VU LES PIECES DE LA PROCEDURE
Attendu que l’appel introduit dans les formes et délais requis par la loi, est recevable ;
Sur la validité de l’assignation :
Attendu que Monsieur B Y conclut à la nullité de l’assignation au motif qu’il a été assigné au siège du fonds de commerce O’DELICES appartenant à la SARL Y & ASSOCIES dont il n’était ni gérant ni associé ;
Que cependant, Monsieur B Y s’est lui-même déclaré comme résidant à l’adresse 8 rue de la Gare à X dans une demande d’ouverture de compte pour la fourniture de gaz, et que cette déclaration lui est opposable, justifiant que l’assignation lui ait été délivrée à cette adresse ;
Sur la recevabilité de la demande :
Attendu qu’il résulte des propres déclarations de l’intimée la SA GRDF que le branchement litigieux correspond à un compteur de gaz identifié par le numéro PCE0538494924236 desservant un fonds de commerce sis 8 rue de la Gare à X, sous l’enseigne O’DELICES ;
Que dans ces conditions, l’éventuel débiteur des consommations illicites ne peut être que l’exploitant du local, qui n’est pas Monsieur B Y mais la SARL Y & ASSOCIES, exploitant à l’enseigne O’DELICES ;
Que contrairement aux affirmations de l’intimée, la circonstance que Monsieur B Y ait, après suspension de la fourniture en énergie, conclu un contrat en son nom personnel ne permet pas ipso facto d’en déduire que les consommations antérieures à la date de la demande de mise en service du compteur devraient lui être imputées ;
Qu’il ne ressort en effet d’aucun élément au dossier que Monsieur B Y ait entendu régulariser rétroactivement les consommations afférentes à ce compteur, ni reprendre en son nom lesdites consommations, alors qu’il n’est de surcroît pas établi que les consommations de gaz enregistrées depuis la précédente clôture des compteurs en 2009 résultent d’un branchement illicite qu’il aurait personnellement réalisé ;
Qu’il y a lieu de considérer que la demande de mise en service de Monsieur B Y datée du 22 juin 2012 n’a permis d’engager son auteur que pour les consommations enregistrées à compter de cette date ;
Qu’il n’y a pas lieu de rechercher si Monsieur B Y était gérant de droit ou de fait de la société commerciale, alors que le gérant est une personne distincte de la personne morale qu’il dirige ;
Qu’il s’en déduit que la société SA GRDF n’est pas recevable à solliciter la condamnation de Monsieur B Y au paiement d’une somme de 5.018,69€ à titre de dommages-intérêts au titre des consommations d’énergie enregistrées entre le 1er juillet 2009, date de clôture du précédent abonnement, et le 20 juin 2012 ;
Qu’il y a lieu d’infirmer le jugement entrepris en toutes ses dispositions ;
Sur les demandes accessoires
Attendu que la SA GRDF qui succombe, sera condamnée aux dépens conformément aux dispositions de l’article 696 du Code de procédure civile.

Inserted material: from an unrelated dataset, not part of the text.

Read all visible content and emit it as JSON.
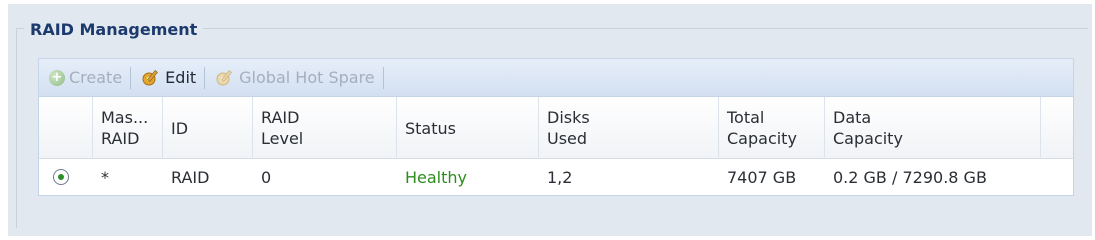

Attendu qu’il ne paraît pas inéquitable de laisser à la charge de chacune des parties les frais exposés et non compris dans les dépens ;
Qu’il n’y a pas lieu de faire application des dispositions de l’article 700 du code de procédure civile ;
PAR CES MOTIFS
La Cour, statuant par arrêt contradictoire, et publiquement par mise à disposition au greffe conformément aux dispositions de l’article 450 alinéa 2 du Code de procédure civile,
DÉCLARE l’appel recevable,
Au fond, le dit partiellement fondé,
DIT n’y avoir lieu à annulation de l’assignation,
INFIRME le jugement déféré,
Et statuant à nouveau,
DÉCLARE irrecevables les demandes formées par la SA GRDF à l’encontre de Monsieur B Y,
DIT n’y avoir lieu à application des dispositions de l’article 700 du code de procédure civile,
CONDAMNE la SA GRDF aux dépens de première instance et d’appel.
Le présent arrêt a été prononcé par mise à disposition publique au greffe le 12 Octobre 2017, par Madame Marie-Catherine SCHNEIDER, Président de Chambre, assistée de Mme Julie CHRISTOPHE, Greffier, et signé par elles.